On Sun, 2007-03-18 at 19:01 +0000, John Robinson wrote:
On 18/03/2007 15:51, Timo Sirainen wrote:
On Sat, 2007-03-17 at 01:39 +0100, Václav Haisman wrote: [...]
uint32_t flags:8; uint32_t uid_broken:1; uint32_t expunged:1; uint32_t pseudo:1;
Right, I didn't think of that. But that feels a bit ugly :) I don't think it saves much memory anyway, so I'll keep it as uint8_t flags.

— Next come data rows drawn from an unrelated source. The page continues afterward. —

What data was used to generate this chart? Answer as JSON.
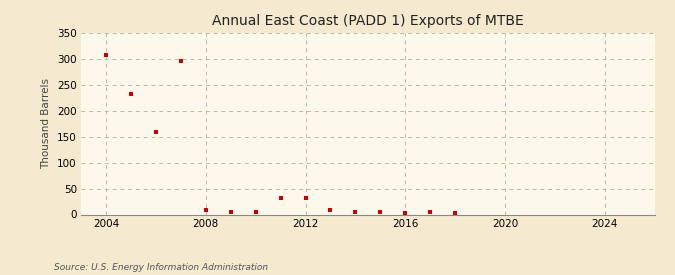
{
  "title": "Annual East Coast (PADD 1) Exports of MTBE",
  "ylabel": "Thousand Barrels",
  "source": "Source: U.S. Energy Information Administration",
  "background_color": "#f5ead0",
  "plot_background_color": "#fdf8ec",
  "marker_color": "#cc0000",
  "grid_color": "#c8b898",
  "years": [
    2004,
    2005,
    2006,
    2007,
    2008,
    2009,
    2010,
    2011,
    2012,
    2013,
    2014,
    2015,
    2016,
    2017,
    2018
  ],
  "values": [
    308,
    232,
    159,
    296,
    8,
    4,
    4,
    32,
    32,
    9,
    4,
    4,
    3,
    4,
    2
  ],
  "xlim": [
    2003.0,
    2026.0
  ],
  "ylim": [
    0,
    350
  ],
  "yticks": [
    0,
    50,
    100,
    150,
    200,
    250,
    300,
    350
  ],
  "xticks": [
    2004,
    2008,
    2012,
    2016,
    2020,
    2024
  ]
}
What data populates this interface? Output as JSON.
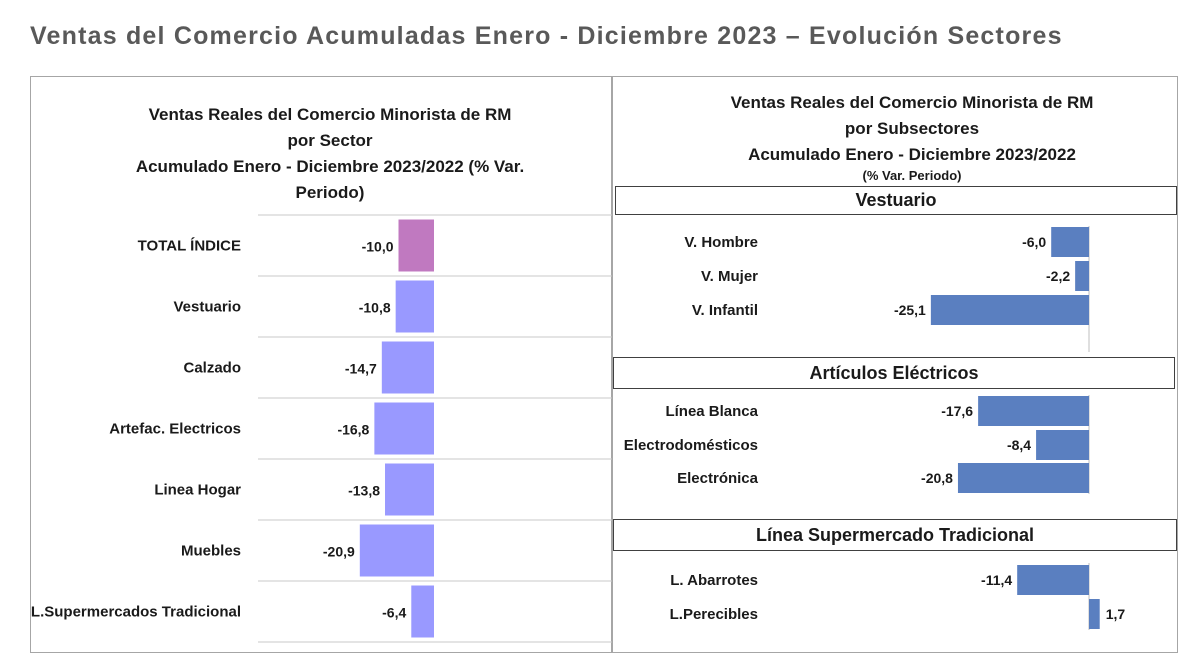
{
  "page_title": "Ventas del Comercio Acumuladas Enero - Diciembre 2023 – Evolución Sectores",
  "chart_data": [
    {
      "type": "bar",
      "orientation": "horizontal",
      "title": [
        "Ventas Reales del Comercio Minorista de RM",
        "por Sector",
        "Acumulado Enero - Diciembre 2023/2022 (% Var.",
        "Periodo)"
      ],
      "categories": [
        "TOTAL ÍNDICE",
        "Vestuario",
        "Calzado",
        "Artefac. Electricos",
        "Linea Hogar",
        "Muebles",
        "L.Supermercados Tradicional"
      ],
      "values": [
        -10.0,
        -10.8,
        -14.7,
        -16.8,
        -13.8,
        -20.9,
        -6.4
      ],
      "value_labels": [
        "-10,0",
        "-10,8",
        "-14,7",
        "-16,8",
        "-13,8",
        "-20,9",
        "-6,4"
      ],
      "colors": [
        "#c079c0",
        "#9999ff",
        "#9999ff",
        "#9999ff",
        "#9999ff",
        "#9999ff",
        "#9999ff"
      ],
      "grid": true
    },
    {
      "type": "bar",
      "orientation": "horizontal",
      "title": [
        "Ventas Reales del Comercio Minorista de RM",
        "por Subsectores",
        "Acumulado Enero - Diciembre 2023/2022"
      ],
      "subtitle": "(% Var. Periodo)",
      "bar_color": "#5a7fc0",
      "groups": [
        {
          "name": "Vestuario",
          "categories": [
            "V. Hombre",
            "V. Mujer",
            "V. Infantil"
          ],
          "values": [
            -6.0,
            -2.2,
            -25.1
          ],
          "value_labels": [
            "-6,0",
            "-2,2",
            "-25,1"
          ]
        },
        {
          "name": "Artículos Eléctricos",
          "categories": [
            "Línea Blanca",
            "Electrodomésticos",
            "Electrónica"
          ],
          "values": [
            -17.6,
            -8.4,
            -20.8
          ],
          "value_labels": [
            "-17,6",
            "-8,4",
            "-20,8"
          ]
        },
        {
          "name": "Línea  Supermercado Tradicional",
          "categories": [
            "L. Abarrotes",
            "L.Perecibles"
          ],
          "values": [
            -11.4,
            1.7
          ],
          "value_labels": [
            "-11,4",
            "1,7"
          ]
        }
      ]
    }
  ]
}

I may be a bit of a novice at this sort of thing, but if you want bitfields, does it matter what you say? In theory at least, unsigned int x:1; is all you need, it'll take one bit of storage, there's no point specifying the size of the thing you want truncated to one bit, what you're asking for is precisely one bit to be used as an unsigned integer. By saying e.g. uint8 x:1; you're specifying the size twice, and perhaps it's not a surprise if you get errors trying to compile it: which is it to be, 8 bits or 1?
Hmm. Looks like you're almost correct. I thought it worked so that if you had:
uint8_t foo; unsigned int bar:1;
That the bar would always allocate 32 bits more to the struct, but looks like it doesn't at least with gcc.
There is however one difference:
struct a { uint8_t f1; uint8_t f2:1; } struct b { uint8_t f1; unsigned int f2:1; }
sizeof(struct a) == 2 but sizeof(struct b) == 4
But this doesn't matter much. I don't think there's a single struct in Dovecot's code that doesn't contain 32bit or 64bit fields.